Intervendrían también Ubaldo Gil (director de Mar Abierto) Pablo Salgado (Asesor del Ministerio de Cultura) Medardo Mora (Rector de la ULEAM) Damián Gil (guitarrista) y los poetas y narradores: Yuliana Marcillo, María del Carmen Zavala, Monserrate Delgado, Verónica Sánchez, Diana Zavala, Ernesto Intriago y Pedro Gil. Todos ellos disertando desde sus oficios: el primero dando a conocer sobre la editorial que dirige: sus logros y constantes luchas por difundir el pensamiento manabita y ecuatoriano; el segundo recordándonos que la “cultura ya es de todos” y que los proyectos, concursos y becas a escritores son una realidad; el tercero reconociendo la labor de la editorial universitaria, del taller literario y del fruto logrado en Soledumbre; el cuarto interpretando tres piezas clásicas de guitarras y los quintos leyendo sus obras.

Lo admito, no soy el cronista que había imaginado, le digo, con toda la calma jamás concentrada en mi historia.

Ese yo, el que perdí pero encontré
Si te ofende mi verdad,
Toma en cuenta que estoy muerta.
Y los muertos no tienen corazón,
No tienen alma,
Son sombras al andar.

(No tengo corazón -Marcillo me acompaña nuevamente-, lo escupí por la ventanilla, cayó en el abismo de la cordillera que nos invita a un sacrificio.
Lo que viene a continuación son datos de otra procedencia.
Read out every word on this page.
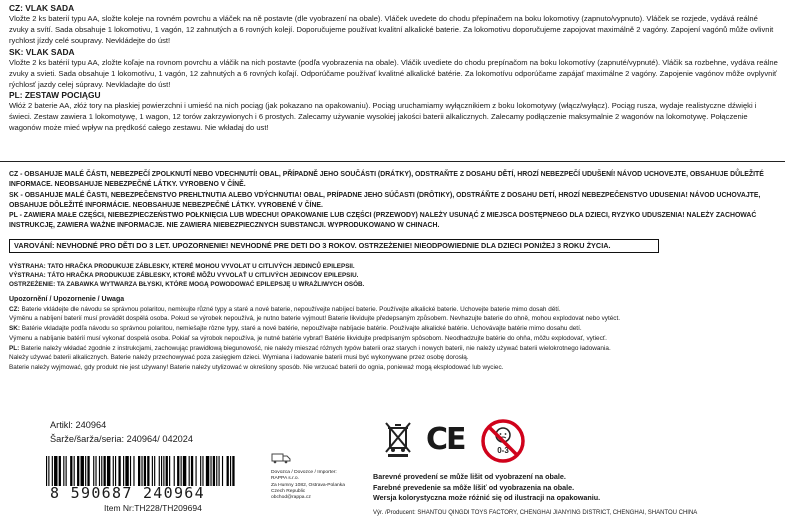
CZ: VLAK SADA

Vložte 2 ks baterií typu AA, složte koleje na rovném povrchu a vláček na ně postavte (dle vyobrazení na obale). Vláček uvedete do chodu přepínačem na boku lokomotivy (zapnuto/vypnuto). Vláček se rozjede, vydává reálné zvuky a svítí. Sada obsahuje 1 lokomotivu, 1 vagón, 12 zahnutých a 6 rovných kolejí. Doporučujeme používat kvalitní alkalické baterie. Za lokomotivu doporučujeme zapojovat maximálně 2 vagóny. Zapojení vagónů může ovlivnit rychlost jízdy celé soupravy. Nevkládejte do úst!

SK: VLAK SADA

Vložte 2 ks batérií typu AA, zložte koľaje na rovnom povrchu a vláčik na nich postavte (podľa vyobrazenia na obale). Vláčik uvediete do chodu prepínačom na boku lokomotívy (zapnuté/vypnuté). Vláčik sa rozbehne, vydáva reálne zvuky a svieti. Sada obsahuje 1 lokomotívu, 1 vagón, 12 zahnutých a 6 rovných koľají. Odporúčame používať kvalitné alkalické batérie. Za lokomotívu odporúčame zapájať maximálne 2 vagóny. Zapojenie vagónov môže ovplyvniť rýchlosť jazdy celej súpravy. Nevkladajte do úst!

PL: ZESTAW POCIĄGU

Włóż 2 baterie AA, złóż tory na płaskiej powierzchni i umieść na nich pociąg (jak pokazano na opakowaniu). Pociąg uruchamiamy wyłącznikiem z boku lokomotywy (włącz/wyłącz). Pociąg rusza, wydaje realistyczne dźwięki i świeci. Zestaw zawiera 1 lokomotywę, 1 wagon, 12 torów zakrzywionych i 6 prostych. Zalecamy używanie wysokiej jakości baterii alkalicznych. Zalecamy podłączenie maksymalnie 2 wagonów na lokomotywę. Połączenie wagonów może mieć wpływ na prędkość całego zestawu. Nie wkładaj do ust!

CZ - OBSAHUJE MALÉ ČÁSTI, NEBEZPEČÍ ZPOLKNUTÍ NEBO VDECHNUTÍ! OBAL, PŘÍPADNĚ JEHO SOUČÁSTI (DRÁTKY), ODSTRAŇTE Z DOSAHU DĚTÍ, HROZÍ NEBEZPEČÍ UDUŠENÍ! NÁVOD UCHOVEJTE, OBSAHUJE DŮLEŽITÉ INFORMACE. NEOBSAHUJE NEBEZPEČNÉ LÁTKY. VYROBENO V ČÍNĚ.

SK - OBSAHUJE MALÉ ČASTI, NEBEZPEČENSTVO PREHLTNUTIA ALEBO VDÝCHNUTIA! OBAL, PRÍPADNE JEHO SÚČASTI (DRÔTIKY), ODSTRÁŇTE Z DOSAHU DETÍ, HROZÍ NEBEZPEČENSTVO UDUSENIA! NÁVOD UCHOVAJTE, OBSAHUJE DÔLEŽITÉ INFORMÁCIE. NEOBSAHUJE NEBEZPEČNÉ LÁTKY. VYROBENÉ V ČÍNE.

PL - ZAWIERA MAŁE CZĘŚCI, NIEBEZPIECZEŃSTWO POŁKNIĘCIA LUB WDECHU! OPAKOWANIE LUB CZĘŚCI (PRZEWODY) NALEŻY USUNĄĆ Z MIEJSCA DOSTĘPNEGO DLA DZIECI, RYZYKO UDUSZENIA! NALEŻY ZACHOWAĆ INSTRUKCJĘ, ZAWIERA WAŻNE INFORMACJE. NIE ZAWIERA NIEBEZPIECZNYCH SUBSTANCJI. WYPRODUKOWANO W CHINACH.

VAROVÁNÍ: NEVHODNÉ PRO DĚTI DO 3 LET. UPOZORNENIE! NEVHODNÉ PRE DETI DO 3 ROKOV. OSTRZEŻENIE! NIEODPOWIEDNIE DLA DZIECI PONIŻEJ 3 ROKU ŻYCIA.

VÝSTRAHA: TATO HRAČKA PRODUKUJE ZÁBLESKY, KTERÉ MOHOU VYVOLAT U CITLIVÝCH JEDINCŮ EPILEPSII.

VÝSTRAHA: TÁTO HRAČKA PRODUKUJE ZÁBLESKY, KTORÉ MÔŽU VYVOLAŤ U CITLIVÝCH JEDINCOV EPILEPSIU.

OSTRZEŻENIE: TA ZABAWKA WYTWARZA BŁYSKI, KTÓRE MOGĄ POWODOWAĆ EPILEPSJĘ U WRAŻLIWYCH OSÓB.

Upozornění / Upozornenie / Uwaga

CZ: Baterie vkládejte dle návodu se správnou polaritou, nemixujte různé typy a staré a nové baterie, nepoužívejte nabíjecí baterie. Používejte alkalické baterie. Uchovejte baterie mimo dosah dětí.

Výměnu a nabíjení baterií musí provádět dospělá osoba. Pokud se výrobek nepoužívá, je nutno baterie vyjmout! Baterie likvidujte předepsaným způsobem. Nevhazujte baterie do ohně, mohou explodovat nebo vytéct.

SK: Batérie vkladajte podľa návodu so správnou polaritou, nemiešajte rôzne typy, staré a nové batérie, nepoužívajte nabíjacie batérie. Používajte alkalické batérie. Uchovávajte batérie mimo dosahu detí.

Výmenu a nabíjanie batérií musí vykonať dospelá osoba. Pokiaľ sa výrobok nepoužíva, je nutné batérie vybrať! Batérie likvidujte predpísaným spôsobom. Neodhadzujte batérie do ohňa, môžu explodovať, vytiecť.

PL: Baterie należy wkładać zgodnie z instrukcjami, zachowując prawidłową biegunowość, nie należy mieszać różnych typów baterii oraz starych i nowych baterii, nie należy używać baterii wielokrotnego ładowania.

Należy używać baterii alkalicznych. Baterie należy przechowywać poza zasięgiem dzieci. Wymiana i ładowanie baterii musi być wykonywane przez osobę dorosłą.

Baterie należy wyjmować, gdy produkt nie jest używany! Baterie należy utylizować w określony sposób. Nie wrzucać baterii do ognia, ponieważ mogą eksplodować lub wyciec.

Artikl: 240964
Šarže/šarža/seria: 240964/ 042024
8 590687 240964
Item Nr:TH228/TH209694
Dovozca / Dovozce / Importer:
RAPPA s.r.o.
Za Humny 1082, Ostrava-Polanka
Czech Republic
obchod@rappa.cz
CE	0-3
Barevné provedení se může lišit od vyobrazení na obale.
Farebné prevedenie sa môže líšiť od vyobrazenia na obale.
Wersja kolorystyczna może różnić się od ilustracji na opakowaniu.
Výr. /Producent: SHANTOU QINGDI TOYS FACTORY, CHENGHAI JIANYING DISTRICT, CHENGHAI, SHANTOU CHINA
Debería regurgitar palabras obscenas, asquerosas, irme contra el chofer por la ofensa musical que no repara en detener, irme contra la felicidad de todos, irme contra el acantilado y llevarme a todos, que el pensamiento de Anathema me acompañe mientras la furgoneta se achichara violentamente y poetas, narradores, chofer y una sombra se vuelven trozos de carne apaciguados.)

Diana continúa hablándome, pero sigo sin entenderla, lo mío es una peste inglesa, una maldición compuesta por cinco rostros masculinos y uno femenino cantando dentro de mí Lost control, Underworld, Deep, y muchos otros lamentos adictivos.

El final del recorrido pronto llegará. Quito frente a nosotros nos recuerda a Soledumbre, los recuerda a ellos, el que deberán pararse frente a desconocidos para compartir sus palabras. Escucho al unísono todos los corazones literarios palpitando incesantemente. Quisiera llegar, hacer mi parte, fumar algunos cigarrillos y dejar que la noche me pierda fuera del espacio.

-A nadie se le ocurra ir al baño, porque el carro no se detiene hasta llegar a donde vamos. Es lo primero y último que digo. Y eso basta.